The next let statement creates a local function called dna-coords that converts a set of protein coordinates to DNA; just multiplying by 3. This is just a function and could be declared anywhere in the code; in this case I declare it locally since it's small and not used elsewhere:

        dna-coords (fn [coords]
                     (let [dna-start (* 3 (first coords))]
                       [dna-start (+ dna-start (* 3 (second coords)))]))]

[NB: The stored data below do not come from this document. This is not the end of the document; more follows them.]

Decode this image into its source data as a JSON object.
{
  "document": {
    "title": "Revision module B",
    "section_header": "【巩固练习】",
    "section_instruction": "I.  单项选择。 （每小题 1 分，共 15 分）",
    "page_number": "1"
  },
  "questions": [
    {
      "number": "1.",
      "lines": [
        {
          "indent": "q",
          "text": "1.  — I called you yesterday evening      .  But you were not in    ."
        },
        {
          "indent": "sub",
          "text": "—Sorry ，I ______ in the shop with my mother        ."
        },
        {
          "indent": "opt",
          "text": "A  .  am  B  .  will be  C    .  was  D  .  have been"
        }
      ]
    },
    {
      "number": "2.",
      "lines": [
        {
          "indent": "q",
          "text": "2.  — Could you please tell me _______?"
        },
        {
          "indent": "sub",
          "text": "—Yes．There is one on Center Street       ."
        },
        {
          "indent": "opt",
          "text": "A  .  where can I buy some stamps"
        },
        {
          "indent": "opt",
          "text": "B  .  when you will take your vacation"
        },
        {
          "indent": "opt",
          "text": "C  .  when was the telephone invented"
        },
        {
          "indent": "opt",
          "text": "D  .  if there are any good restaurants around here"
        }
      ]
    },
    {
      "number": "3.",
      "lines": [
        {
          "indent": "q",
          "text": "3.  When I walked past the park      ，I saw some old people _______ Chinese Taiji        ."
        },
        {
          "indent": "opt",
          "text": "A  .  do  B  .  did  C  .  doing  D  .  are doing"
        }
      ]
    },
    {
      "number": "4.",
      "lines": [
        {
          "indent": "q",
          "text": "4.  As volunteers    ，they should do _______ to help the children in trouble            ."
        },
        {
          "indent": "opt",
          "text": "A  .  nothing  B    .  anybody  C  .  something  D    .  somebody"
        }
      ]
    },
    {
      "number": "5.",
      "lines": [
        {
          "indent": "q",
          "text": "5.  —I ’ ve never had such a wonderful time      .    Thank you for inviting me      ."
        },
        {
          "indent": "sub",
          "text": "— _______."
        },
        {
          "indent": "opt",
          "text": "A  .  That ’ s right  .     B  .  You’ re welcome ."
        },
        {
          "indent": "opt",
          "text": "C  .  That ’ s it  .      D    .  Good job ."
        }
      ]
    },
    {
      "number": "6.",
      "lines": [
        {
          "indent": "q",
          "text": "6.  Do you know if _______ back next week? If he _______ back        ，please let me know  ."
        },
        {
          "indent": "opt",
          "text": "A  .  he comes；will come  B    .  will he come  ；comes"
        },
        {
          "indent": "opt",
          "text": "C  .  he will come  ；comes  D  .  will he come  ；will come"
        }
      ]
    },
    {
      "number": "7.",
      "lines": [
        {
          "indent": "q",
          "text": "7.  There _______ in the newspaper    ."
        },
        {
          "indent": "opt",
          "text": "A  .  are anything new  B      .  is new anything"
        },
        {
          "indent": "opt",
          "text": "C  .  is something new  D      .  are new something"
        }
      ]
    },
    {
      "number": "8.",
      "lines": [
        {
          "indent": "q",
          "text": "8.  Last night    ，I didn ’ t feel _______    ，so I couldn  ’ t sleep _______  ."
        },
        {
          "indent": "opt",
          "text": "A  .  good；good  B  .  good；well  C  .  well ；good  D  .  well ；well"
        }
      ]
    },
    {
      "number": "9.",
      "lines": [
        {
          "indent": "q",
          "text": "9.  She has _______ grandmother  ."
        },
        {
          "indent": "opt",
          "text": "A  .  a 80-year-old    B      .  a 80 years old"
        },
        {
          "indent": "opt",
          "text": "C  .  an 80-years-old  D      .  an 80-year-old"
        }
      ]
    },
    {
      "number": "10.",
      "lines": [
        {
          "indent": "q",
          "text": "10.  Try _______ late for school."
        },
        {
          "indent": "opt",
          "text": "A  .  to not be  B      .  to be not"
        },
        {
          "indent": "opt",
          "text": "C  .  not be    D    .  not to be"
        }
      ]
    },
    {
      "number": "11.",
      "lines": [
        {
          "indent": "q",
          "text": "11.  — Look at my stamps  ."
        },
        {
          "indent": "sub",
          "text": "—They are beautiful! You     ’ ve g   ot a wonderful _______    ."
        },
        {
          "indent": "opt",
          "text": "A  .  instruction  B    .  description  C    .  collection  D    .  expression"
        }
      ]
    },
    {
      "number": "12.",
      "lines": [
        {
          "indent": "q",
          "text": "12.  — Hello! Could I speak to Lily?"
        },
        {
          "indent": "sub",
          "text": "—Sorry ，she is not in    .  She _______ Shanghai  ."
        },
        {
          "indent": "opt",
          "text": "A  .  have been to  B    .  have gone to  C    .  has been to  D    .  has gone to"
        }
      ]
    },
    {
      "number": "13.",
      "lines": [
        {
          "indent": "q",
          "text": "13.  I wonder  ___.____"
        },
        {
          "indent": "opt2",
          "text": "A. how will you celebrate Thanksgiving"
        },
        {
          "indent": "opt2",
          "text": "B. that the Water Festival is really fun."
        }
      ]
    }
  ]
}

Once the builder and local functions are setup, you get to the interesting part of the code that does the actual logic. The wonderful thing about Clojure here is that you almost completely remove any boilerplate associated with calling functions. The code reads almost like pseudocode. The main thing to know here in terms of syntax is that the -> macro passes the results of one function call to the next:

    (-> (.getRNASequence dna tx-engine frame)
        (.getProteinSequence tx-engine)
        .toString
        (str2/partition #"\*")
        longest-region
        dna-coords
        (frame-coords (.getLength dna) (str frame)))))

So this:

Transcribes the DNA using BioJava.
Translates the RNA, again using BioJava.
Converts the result to a string
Splits the string by stop codons (*)
Finds the coordinates of the longest coding region between stops.
Converts protein to DNA coordinates
Converts coordinates to the correct frame.

The result is the coordinates of the longest translatable region within this frame. You then repeat this for each of the frames and return the longest for the result.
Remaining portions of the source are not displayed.